Radiation therapy physics
Multi-GPU implementation of a VMAT treatment plan optimization algorithm
Volumetric modulated arc therapy (VMAT) optimization is a computationally challenging problem due to its large data size, high degrees of freedom, and many hardware constraints. High-performance graphics processing units (GPUs) have been used to speed up the computations. However, GPU's relatively small memory size cannot handle cases with a large dose-deposition coefficient (DDC) matrix in cases of, e.g., those with a large target size, multiple targets, multiple arcs, and/or small beamlet size. The main purpose of this paper is to report an implementation of a column-generation-based VMAT algorithm, previously developed in the authors’ group, on a multi-GPU platform to solve the memory limitation problem. While the column-generation-based VMAT algorithm has been previously developed, the GPU implementation details have not been reported. Hence, another purpose is to present detailed techniques employed for GPU implementation. The authors also would like to utilize this particular problem as an example problem to study the feasibility of using a multi-GPU platform to solve large-scale problems in medical physics.
The column-generation approach generates VMAT apertures sequentially by solving a pricing problem (PP) and a master problem (MP) iteratively. In the authors’ method, the sparse DDC matrix is first stored on a CPU in coordinate list format (COO). On the GPU side, this matrix is split into four submatrices according to beam angles, which are stored on four GPUs in compressed sparse row format. Computation of beamlet price, the first step in PP, is accomplished using multi-GPUs. A fast inter-GPU data transfer scheme is accomplished using peer-to-peer access. The remaining steps of PP and MP problems are implemented on CPU or a single GPU due to their modest problem scale and computational loads. Barzilai and Borwein algorithm with a subspace step scheme is adopted here to solve the MP problem. A head and neck (H&N) cancer case is then used to validate the authors’ method.

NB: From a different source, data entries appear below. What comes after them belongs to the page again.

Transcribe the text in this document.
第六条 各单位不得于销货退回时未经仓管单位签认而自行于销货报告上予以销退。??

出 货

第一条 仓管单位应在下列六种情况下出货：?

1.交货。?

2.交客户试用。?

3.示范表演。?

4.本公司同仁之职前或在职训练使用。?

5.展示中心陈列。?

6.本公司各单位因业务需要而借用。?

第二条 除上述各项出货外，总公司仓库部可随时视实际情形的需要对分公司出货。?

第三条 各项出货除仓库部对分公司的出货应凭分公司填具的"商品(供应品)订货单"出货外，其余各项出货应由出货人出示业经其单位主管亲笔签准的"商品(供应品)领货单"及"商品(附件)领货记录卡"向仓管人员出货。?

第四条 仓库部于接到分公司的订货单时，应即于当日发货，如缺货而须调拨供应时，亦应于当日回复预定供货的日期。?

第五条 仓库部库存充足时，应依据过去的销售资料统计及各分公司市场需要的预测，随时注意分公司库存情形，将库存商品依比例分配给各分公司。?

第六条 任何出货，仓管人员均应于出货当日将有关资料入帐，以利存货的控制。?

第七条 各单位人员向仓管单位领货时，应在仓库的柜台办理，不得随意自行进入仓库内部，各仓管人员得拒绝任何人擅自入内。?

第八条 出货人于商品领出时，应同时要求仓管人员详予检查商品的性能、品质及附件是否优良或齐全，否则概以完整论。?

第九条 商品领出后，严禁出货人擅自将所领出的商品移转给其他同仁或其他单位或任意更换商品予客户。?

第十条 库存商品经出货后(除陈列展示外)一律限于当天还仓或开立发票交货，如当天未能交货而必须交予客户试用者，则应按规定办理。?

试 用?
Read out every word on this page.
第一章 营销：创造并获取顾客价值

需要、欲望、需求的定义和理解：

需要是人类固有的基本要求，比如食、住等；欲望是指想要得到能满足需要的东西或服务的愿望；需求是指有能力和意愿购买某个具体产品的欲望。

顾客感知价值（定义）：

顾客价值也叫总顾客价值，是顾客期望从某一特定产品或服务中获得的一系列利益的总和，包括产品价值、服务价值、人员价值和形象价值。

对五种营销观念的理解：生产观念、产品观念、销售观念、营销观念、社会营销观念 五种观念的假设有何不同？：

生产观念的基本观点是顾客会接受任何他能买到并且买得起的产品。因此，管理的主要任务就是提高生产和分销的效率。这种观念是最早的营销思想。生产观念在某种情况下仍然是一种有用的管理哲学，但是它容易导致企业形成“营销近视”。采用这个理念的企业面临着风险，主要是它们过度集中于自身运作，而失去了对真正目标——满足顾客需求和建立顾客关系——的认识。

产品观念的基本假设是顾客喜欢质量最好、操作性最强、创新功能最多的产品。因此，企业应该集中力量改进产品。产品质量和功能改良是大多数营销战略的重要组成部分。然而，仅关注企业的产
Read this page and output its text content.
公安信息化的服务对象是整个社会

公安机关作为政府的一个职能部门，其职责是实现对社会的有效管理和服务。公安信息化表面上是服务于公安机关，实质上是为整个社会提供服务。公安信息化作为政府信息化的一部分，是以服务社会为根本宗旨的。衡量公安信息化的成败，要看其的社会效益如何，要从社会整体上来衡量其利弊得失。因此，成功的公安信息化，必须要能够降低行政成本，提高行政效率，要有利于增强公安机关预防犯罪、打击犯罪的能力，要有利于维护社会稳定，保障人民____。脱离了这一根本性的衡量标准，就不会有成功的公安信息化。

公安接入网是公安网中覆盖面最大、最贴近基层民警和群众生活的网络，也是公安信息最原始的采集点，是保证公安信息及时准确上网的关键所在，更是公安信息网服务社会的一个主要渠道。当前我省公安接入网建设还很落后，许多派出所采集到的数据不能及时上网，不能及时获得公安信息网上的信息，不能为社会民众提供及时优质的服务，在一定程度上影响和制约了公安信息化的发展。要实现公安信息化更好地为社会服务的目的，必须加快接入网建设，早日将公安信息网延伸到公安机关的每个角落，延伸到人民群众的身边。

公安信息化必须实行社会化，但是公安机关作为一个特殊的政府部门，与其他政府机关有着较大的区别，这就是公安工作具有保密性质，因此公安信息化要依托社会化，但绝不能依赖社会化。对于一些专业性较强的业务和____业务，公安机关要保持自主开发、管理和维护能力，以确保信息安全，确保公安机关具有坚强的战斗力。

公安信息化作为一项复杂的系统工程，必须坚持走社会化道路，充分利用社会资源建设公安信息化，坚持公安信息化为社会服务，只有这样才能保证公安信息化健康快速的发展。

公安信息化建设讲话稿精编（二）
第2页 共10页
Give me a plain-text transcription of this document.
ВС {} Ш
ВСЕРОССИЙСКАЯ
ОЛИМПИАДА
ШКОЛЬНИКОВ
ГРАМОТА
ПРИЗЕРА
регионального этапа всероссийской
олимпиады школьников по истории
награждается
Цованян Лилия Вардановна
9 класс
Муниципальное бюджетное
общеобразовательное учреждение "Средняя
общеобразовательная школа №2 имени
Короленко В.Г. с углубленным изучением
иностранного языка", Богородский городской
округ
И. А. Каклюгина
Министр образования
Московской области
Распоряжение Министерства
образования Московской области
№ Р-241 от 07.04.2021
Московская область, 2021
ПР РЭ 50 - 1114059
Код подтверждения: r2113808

The authors also compare their multi-GPU implementation with three different single GPU implementation strategies, i.e., truncating DDC matrix (S1), repeatedly transferring DDC matrix between CPU and GPU (S2), and porting computations involving DDC matrix to CPU (S3), in terms of both plan quality and computational efficiency. Two more H&N patient cases and three prostate cases are used to demonstrate the advantages of the authors’ method.
The authors’ multi-GPU implementation can finish the optimization process within ∼1 min for the H&N patient case. S1 leads to an inferior plan quality although its total time was 10 s shorter than the multi-GPU implementation due to the reduced matrix size. S2 and S3 yield the same plan quality as the multi-GPU implementation but take ∼4 and ∼6 min, respectively. High computational efficiency was consistently achieved for the other five patient cases tested, with VMAT plans of clinically acceptable quality obtained within 23–46 s. Conversely, to obtain clinically comparable or acceptable plans for all six of these VMAT cases that the authors have tested in this paper, the optimization time needed in a commercial TPS system on CPU was found to be in an order of several minutes.
The results demonstrate that the multi-GPU implementation of the authors’ column-generation-based VMAT optimization can handle the large-scale VMAT optimization problem efficiently without sacrificing plan quality. The authors’ study may serve as an example to shed some light on other large-scale medical physics problems that require multi-GPU techniques.